1. Practice identity — the must-have. A Dentist block (the specific type beats generic LocalBusiness) on your home page carrying: practice name exactly as it appears on your Google Business Profile, street address with suburb/state/postcode, phone, opening hours, geo coordinates, and sameAs links to your Google Business Profile and any directories you control. A skeleton looks like this:

{
  "@context": "https://schema.org",
  "@type": "Dentist",
  "name": "Example Dental Practice",
  "telephone": "+61 2 9000 0000",
  "address": {
    "@type": "PostalAddress",
    "streetAddress": "1 Example St",
    "addressLocality": "Parramatta",
    "addressRegion": "NSW",
    "postalCode": "2150",
    "addressCountry": "AU"
  },
  "openingHoursSpecification": [],
  "geo": {"@type": "GeoCoordinates", "latitude": 0, "longitude": 0},
  "sameAs": ["https://g.page/your-business-profile"]
}

2. FAQ markup — where you genuinely answer questions. If a page has real question-and-answer content ("How much does a check-up cost?", "Do you see emergencies?"), FAQPage markup makes those answers liftable by search and assistants.
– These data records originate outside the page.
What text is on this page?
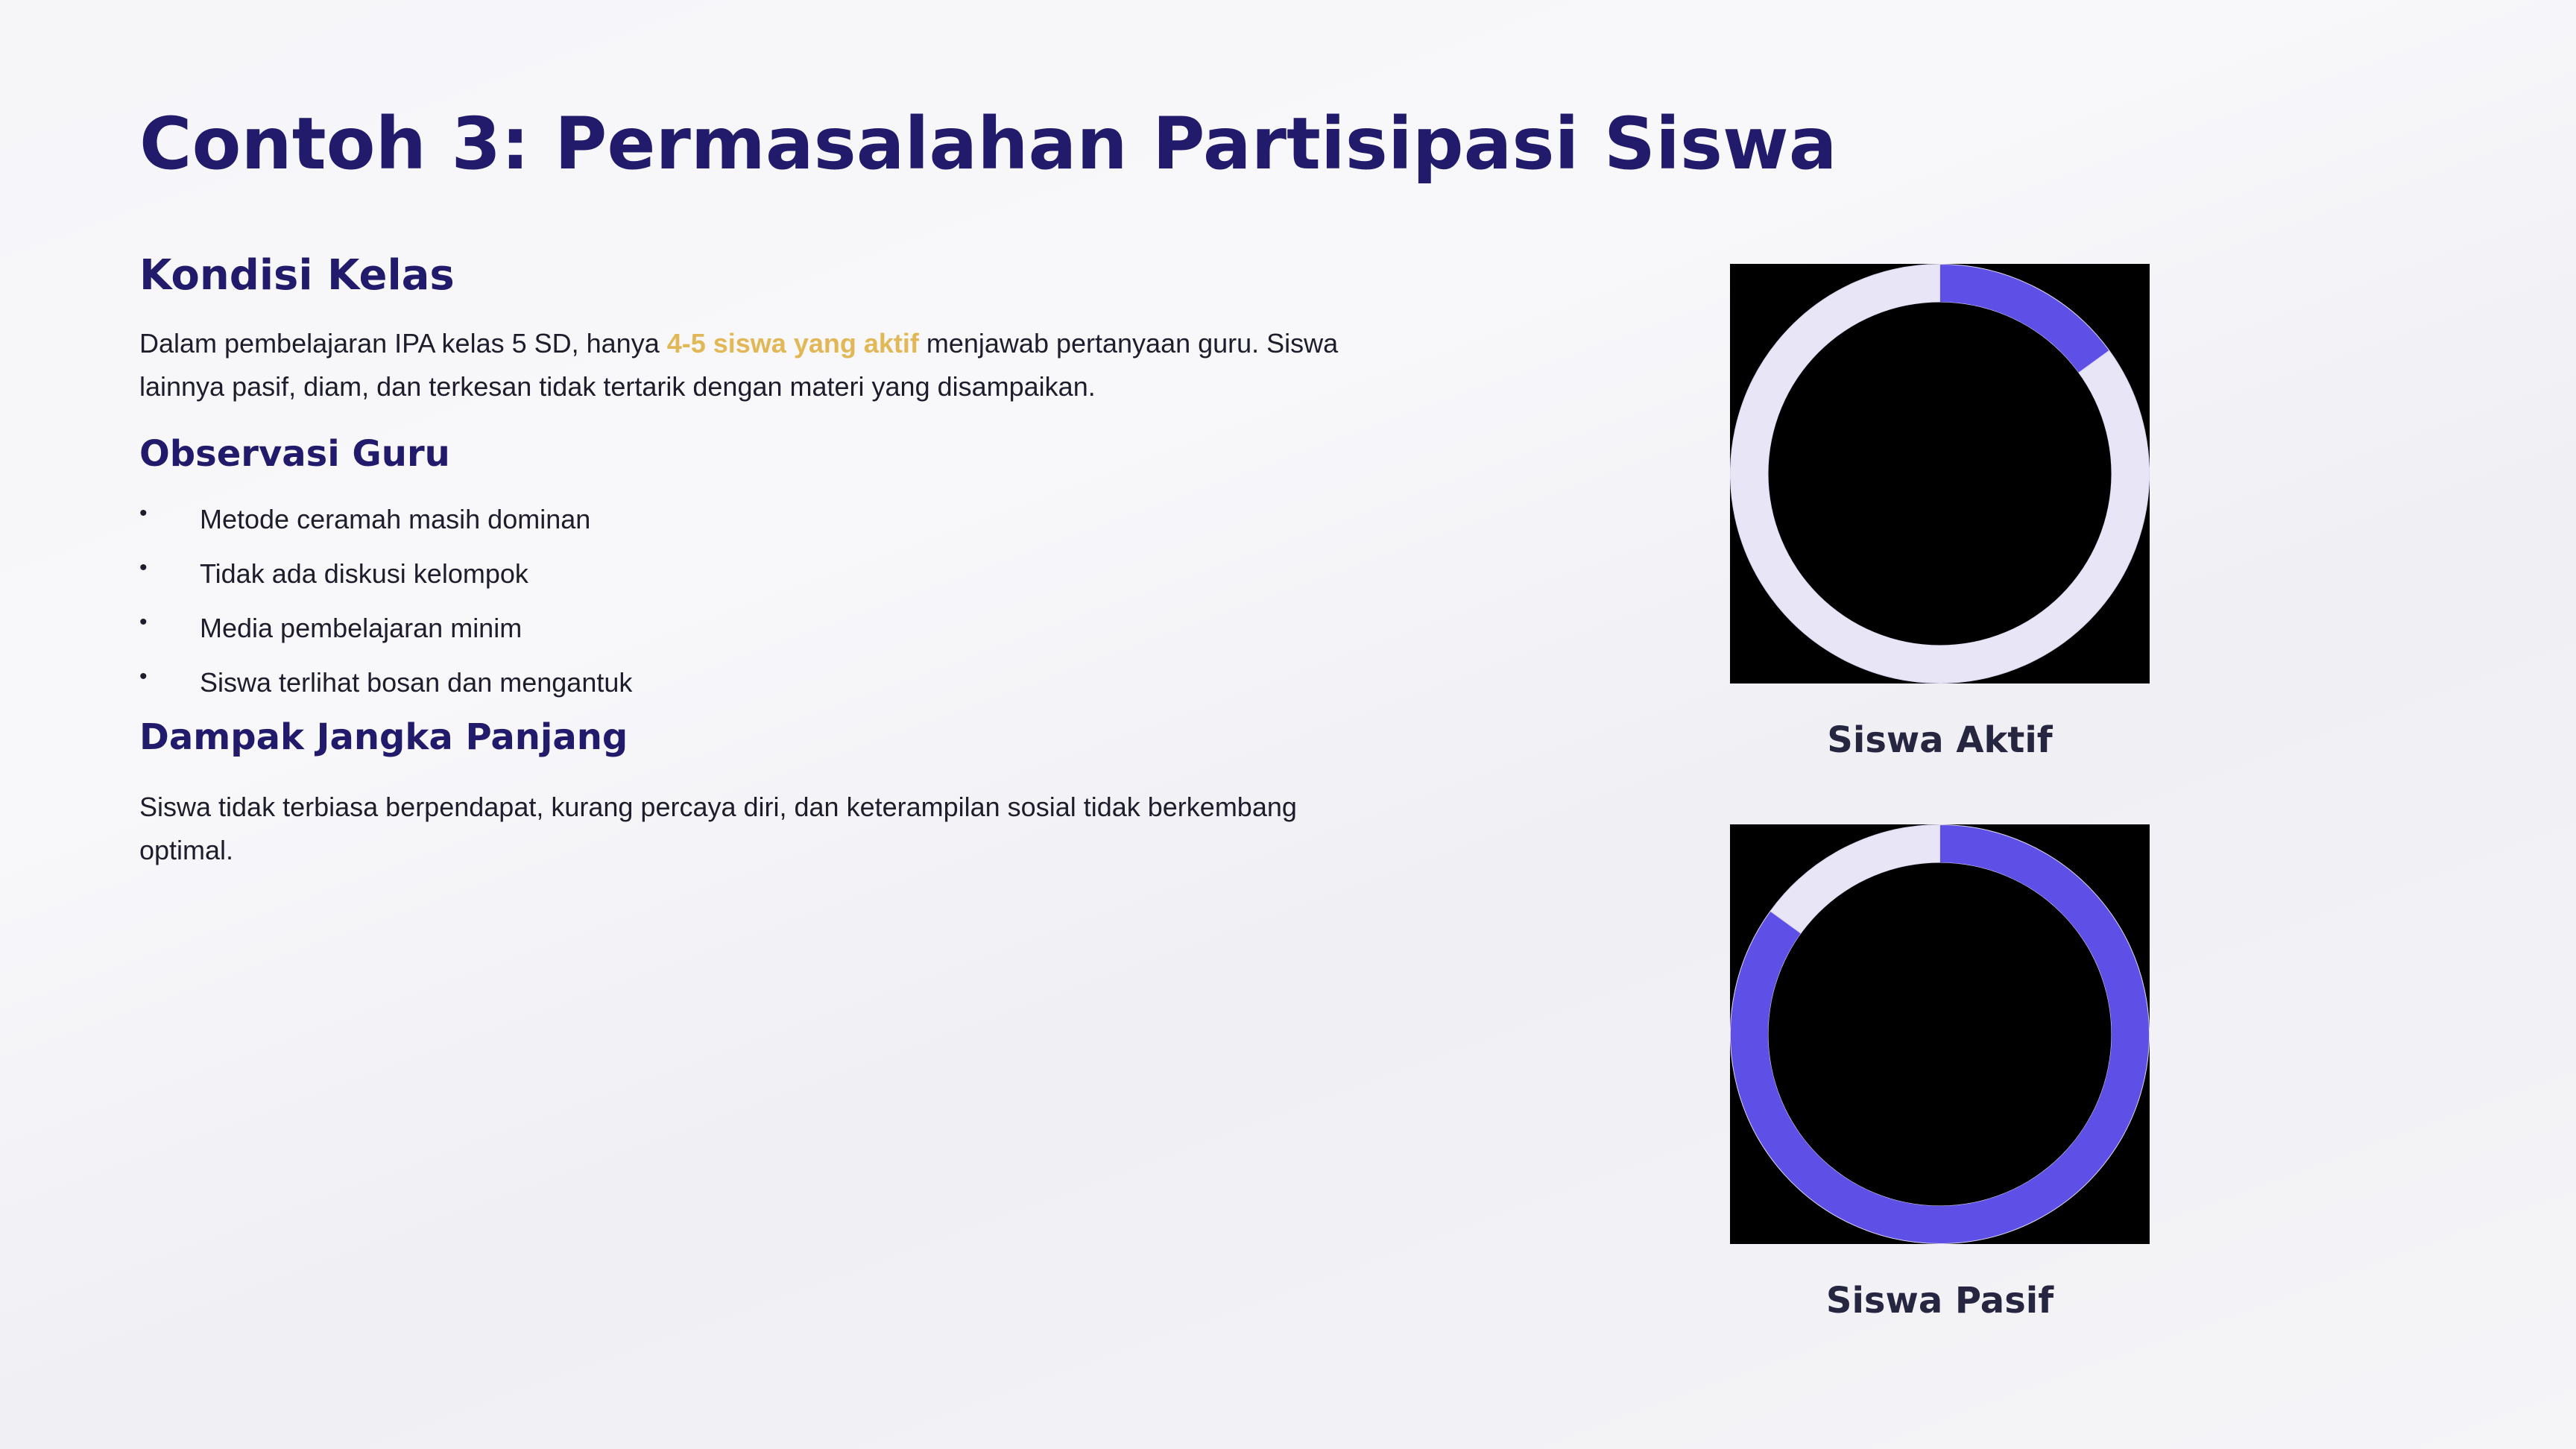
Contoh 3: Permasalahan Partisipasi Siswa
Kondisi Kelas

Dalam pembelajaran IPA kelas 5 SD, hanya 4-5 siswa yang aktif menjawab pertanyaan guru. Siswa lainnya pasif, diam, dan terkesan tidak tertarik dengan materi yang disampaikan.

Observasi Guru
• Metode ceramah masih dominan
• Tidak ada diskusi kelompok
• Media pembelajaran minim
• Siswa terlihat bosan dan mengantuk
Dampak Jangka Panjang

Siswa tidak terbiasa berpendapat, kurang percaya diri, dan keterampilan sosial tidak berkembang optimal.

Siswa Aktif
Siswa Pasif
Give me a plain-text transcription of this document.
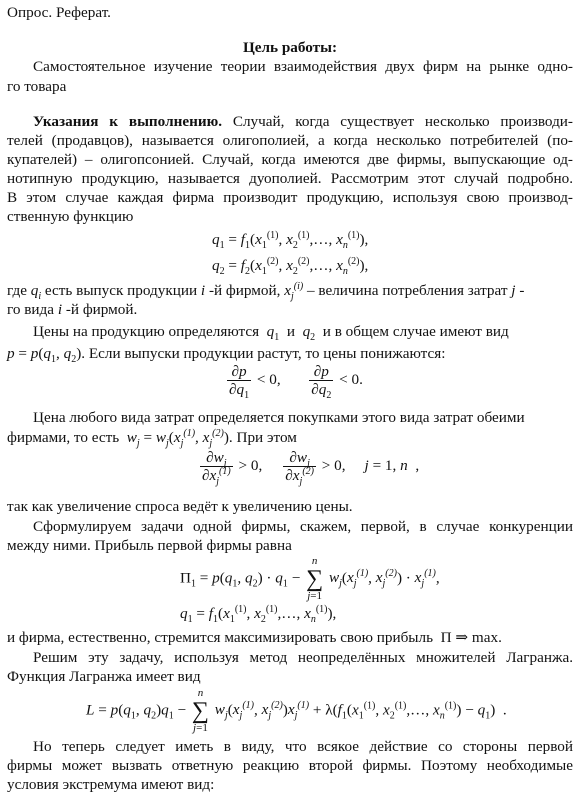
Опрос. Реферат.
Цель работы:
Самостоятельное изучение теории взаимодействия двух фирм на рынке одно-
го товара
Указания к выполнению. Случай, когда существует несколько производи-
телей (продавцов), называется олигополией, а когда несколько потребителей (по-
купателей) – олигопсонией. Случай, когда имеются две фирмы, выпускающие од-
нотипную продукцию, называется дуополией. Рассмотрим этот случай подробно.
В этом случае каждая фирма производит продукцию, используя свою производ-
ственную функцию
$q_1 = f_1(x_1^{(1)}$, $x_2^{(1)},\dots$, $x_n^{(1)}$),
$q_2 = f_2(x_1^{(2)}$, $x_2^{(2)},\dots$, $x_n^{(2)}$),
где $q_i$ есть выпуск продукции i -й фирмой, $x_j^{(i)}$ – величина потребления затрат j -
го вида i -й фирмой.
Цены на продукцию определяются $q_1$ и $q_2$ и в общем случае имеют вид
$p = p(q_1$, $q_2$). Если выпуски продукции растут, то цены понижаются:
$\frac{\partial p}{\partial q_1} < 0$, $\frac{\partial p}{\partial q_2} < 0$.
Цена любого вида затрат определяется покупками этого вида затрат обеими
фирмами, то есть $w_j = w_j(x_j^{(1)}$, $x_j^{(2)}$). При этом
$\frac{\partial w_j}{\partial x_j^{(1)}} > 0$, $\frac{\partial w_j}{\partial x_j^{(2)}} > 0$,     j = 1, n  ,
так как увеличение спроса ведёт к увеличению цены.
Сформулируем задачи одной фирмы, скажем, первой, в случае конкуренции
между ними. Прибыль первой фирмы равна
$\Pi_1 = p(q_1$, $q_2) \cdot q_1 - n$
∑
j=1 $w_j(x_j^{(1)}$, $x_j^{(2)}) \cdot x_j^{(1)}$,
$q_1 = f_1(x_1^{(1)}$, $x_2^{(1)},\dots$, $x_n^{(1)}$),
и фирма, естественно, стремится максимизировать свою прибыль  Π ⇒ max.
Решим эту задачу, используя метод неопределённых множителей Лагранжа.
Функция Лагранжа имеет вид
$L = p(q_1$, $q_2)q_1 - n$
∑
j=1 $w_j(x_j^{(1)}$, $x_j^{(2)})x_j^{(1)} + \lambda(f_1(x_1^{(1)}$, $x_2^{(1)},\dots$, $x_n^{(1)}) - q_1$)  .
Но теперь следует иметь в виду, что всякое действие со стороны первой
фирмы может вызвать ответную реакцию второй фирмы. Поэтому необходимые
условия экстремума имеют вид:
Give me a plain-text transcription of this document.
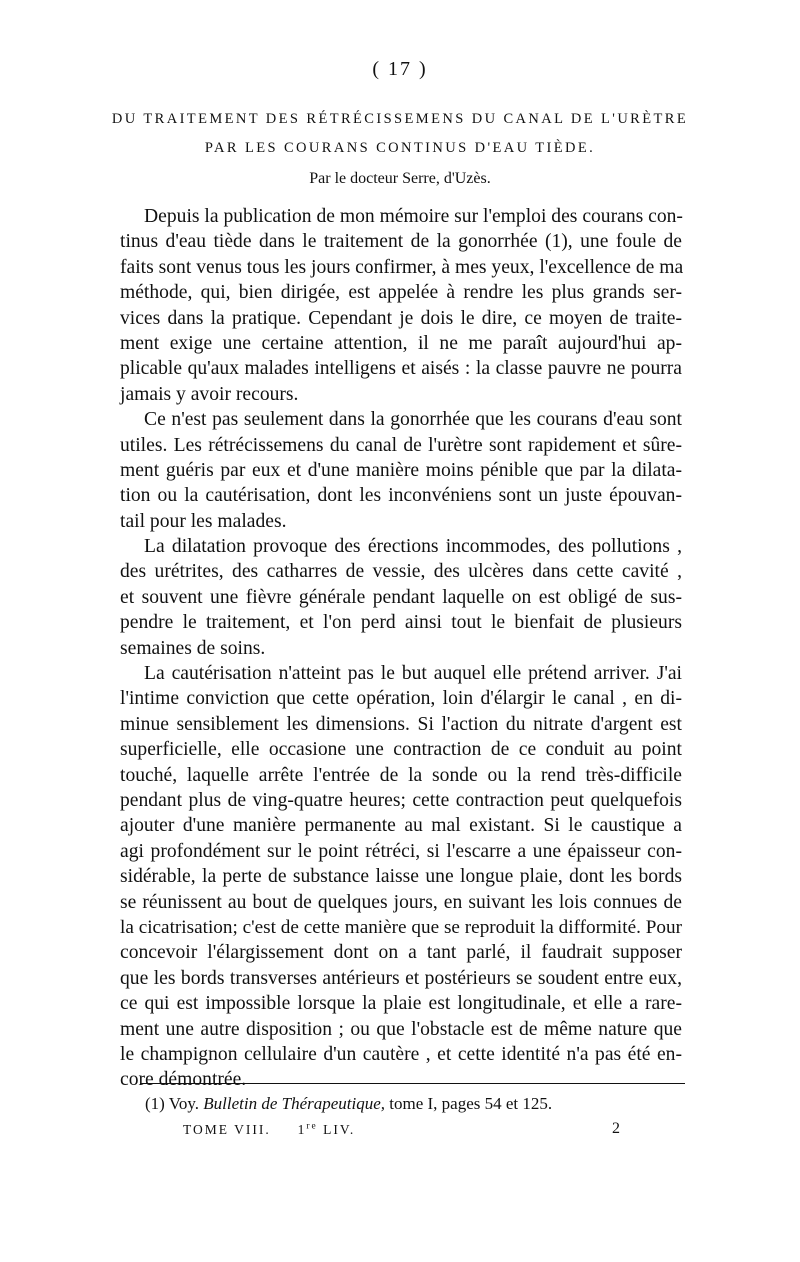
( 17 )
DU TRAITEMENT DES RÉTRÉCISSEMENS DU CANAL DE L'URÈTRE
PAR LES COURANS CONTINUS D'EAU TIÈDE.
Par le docteur Serre, d'Uzès.
Depuis la publication de mon mémoire sur l'emploi des courans con-
tinus d'eau tiède dans le traitement de la gonorrhée (1), une foule de
faits sont venus tous les jours confirmer, à mes yeux, l'excellence de ma
méthode, qui, bien dirigée, est appelée à rendre les plus grands ser-
vices dans la pratique. Cependant je dois le dire, ce moyen de traite-
ment exige une certaine attention, il ne me paraît aujourd'hui ap-
plicable qu'aux malades intelligens et aisés : la classe pauvre ne pourra
jamais y avoir recours.
Ce n'est pas seulement dans la gonorrhée que les courans d'eau sont
utiles. Les rétrécissemens du canal de l'urètre sont rapidement et sûre-
ment guéris par eux et d'une manière moins pénible que par la dilata-
tion ou la cautérisation, dont les inconvéniens sont un juste épouvan-
tail pour les malades.
La dilatation provoque des érections incommodes, des pollutions ,
des urétrites, des catharres de vessie, des ulcères dans cette cavité ,
et souvent une fièvre générale pendant laquelle on est obligé de sus-
pendre le traitement, et l'on perd ainsi tout le bienfait de plusieurs
semaines de soins.
La cautérisation n'atteint pas le but auquel elle prétend arriver. J'ai
l'intime conviction que cette opération, loin d'élargir le canal , en di-
minue sensiblement les dimensions. Si l'action du nitrate d'argent est
superficielle, elle occasione une contraction de ce conduit au point
touché, laquelle arrête l'entrée de la sonde ou la rend très-difficile
pendant plus de ving-quatre heures; cette contraction peut quelquefois
ajouter d'une manière permanente au mal existant. Si le caustique a
agi profondément sur le point rétréci, si l'escarre a une épaisseur con-
sidérable, la perte de substance laisse une longue plaie, dont les bords
se réunissent au bout de quelques jours, en suivant les lois connues de
la cicatrisation; c'est de cette manière que se reproduit la difformité. Pour
concevoir l'élargissement dont on a tant parlé, il faudrait supposer
que les bords transverses antérieurs et postérieurs se soudent entre eux,
ce qui est impossible lorsque la plaie est longitudinale, et elle a rare-
ment une autre disposition ; ou que l'obstacle est de même nature que
le champignon cellulaire d'un cautère , et cette identité n'a pas été en-
core démontrée.
(1) Voy. Bulletin de Thérapeutique, tome I, pages 54 et 125.
TOME VIII. 1re LIV.	2
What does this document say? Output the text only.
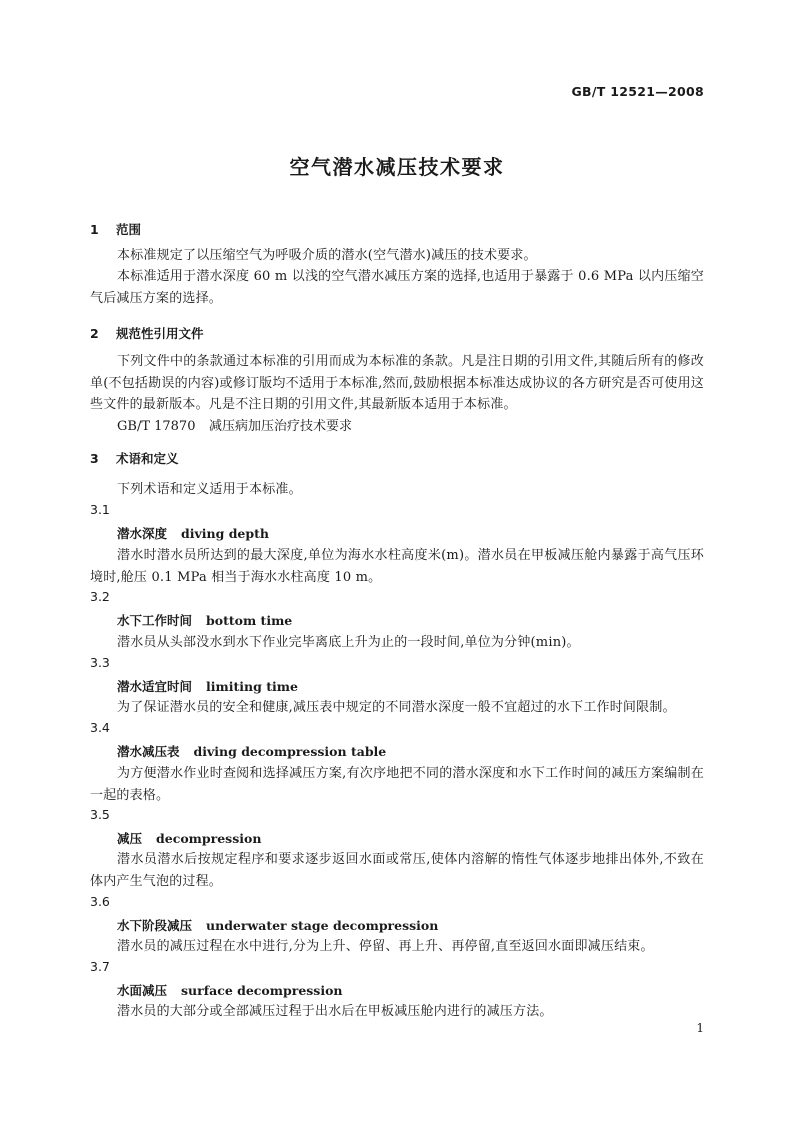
GB/T 12521—2008
空气潜水减压技术要求
1 范围
本标准规定了以压缩空气为呼吸介质的潜水(空气潜水)减压的技术要求。
本标准适用于潜水深度 60 m 以浅的空气潜水减压方案的选择,也适用于暴露于 0.6 MPa 以内压缩空气后减压方案的选择。
2 规范性引用文件
下列文件中的条款通过本标准的引用而成为本标准的条款。凡是注日期的引用文件,其随后所有的修改单(不包括勘误的内容)或修订版均不适用于本标准,然而,鼓励根据本标准达成协议的各方研究是否可使用这些文件的最新版本。凡是不注日期的引用文件,其最新版本适用于本标准。
GB/T 17870 减压病加压治疗技术要求
3 术语和定义
下列术语和定义适用于本标准。
3.1
潜水深度 diving depth
潜水时潜水员所达到的最大深度,单位为海水水柱高度米(m)。潜水员在甲板减压舱内暴露于高气压环境时,舱压 0.1 MPa 相当于海水水柱高度 10 m。
3.2
水下工作时间 bottom time
潜水员从头部没水到水下作业完毕离底上升为止的一段时间,单位为分钟(min)。
3.3
潜水适宜时间 limiting time
为了保证潜水员的安全和健康,减压表中规定的不同潜水深度一般不宜超过的水下工作时间限制。
3.4
潜水减压表 diving decompression table
为方便潜水作业时查阅和选择减压方案,有次序地把不同的潜水深度和水下工作时间的减压方案编制在一起的表格。
3.5
减压 decompression
潜水员潜水后按规定程序和要求逐步返回水面或常压,使体内溶解的惰性气体逐步地排出体外,不致在体内产生气泡的过程。
3.6
水下阶段减压 underwater stage decompression
潜水员的减压过程在水中进行,分为上升、停留、再上升、再停留,直至返回水面即减压结束。
3.7
水面减压 surface decompression
潜水员的大部分或全部减压过程于出水后在甲板减压舱内进行的减压方法。
1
Two honesty rules: the marked-up questions must actually appear on the page with their answers, and don't manufacture FAQ blocks for pages that aren't answering anything — markup that misrepresents the page is a spam signal, not a boost.

3. Consistency — the part that's about discipline, not code. The name, address and phone in your schema must match your Google Business Profile and your page footer exactly. Mismatches make machines less confident, not more. One warning from our audit: don't add review-rating markup (aggregateRating) unless the reviews are visibly on the page — invisible-rating markup reads as manipulation. (And for health practices, republishing clinical-outcome reviews on your own site raises a separate advertising question — see our advertising guide.)

The brief to hand your web person

Copy-paste this:

Please add JSON-LD structured data to our website: a Dentist schema block on the home page with our exact practice name, full address, phone, opening hours, geo coordinates, and sameAs links to our Google Business Profile; FAQPage markup on any page with genuine Q&A content (and only those). Name/address/phone must match our Google Business Profile exactly. Don't add aggregateRating. Then validate every changed page with Google's Rich Results Test and send me the passing results.

That last sentence matters: Google's free Rich Results Test shows whether the markup parses, in plain pass/fail. It's your acceptance test — no technical knowledge needed to read it.

If your site is on a common platform (WordPress, Squarespace, Wix), this is typically under an hour of work with a plugin or built-in settings; a custom site is a small task for whoever built it.

How to check where you stand right now

Our free discoverability check reads your public pages the way an AI assistant would — including whether a machine-readable identity and FAQ markup are present — and benchmarks each score against the Sydney practices we've audited. Your suburb's snapshot shows the local picture: how many of the practices around you have done this job.

Twenty minutes of someone else's time, a pass/fail test you can read yourself, and a gap most of your suburb hasn't closed. There aren't many of those left on a website.

No patient data required. This guide is educational practice workflow material, not patient-specific advice.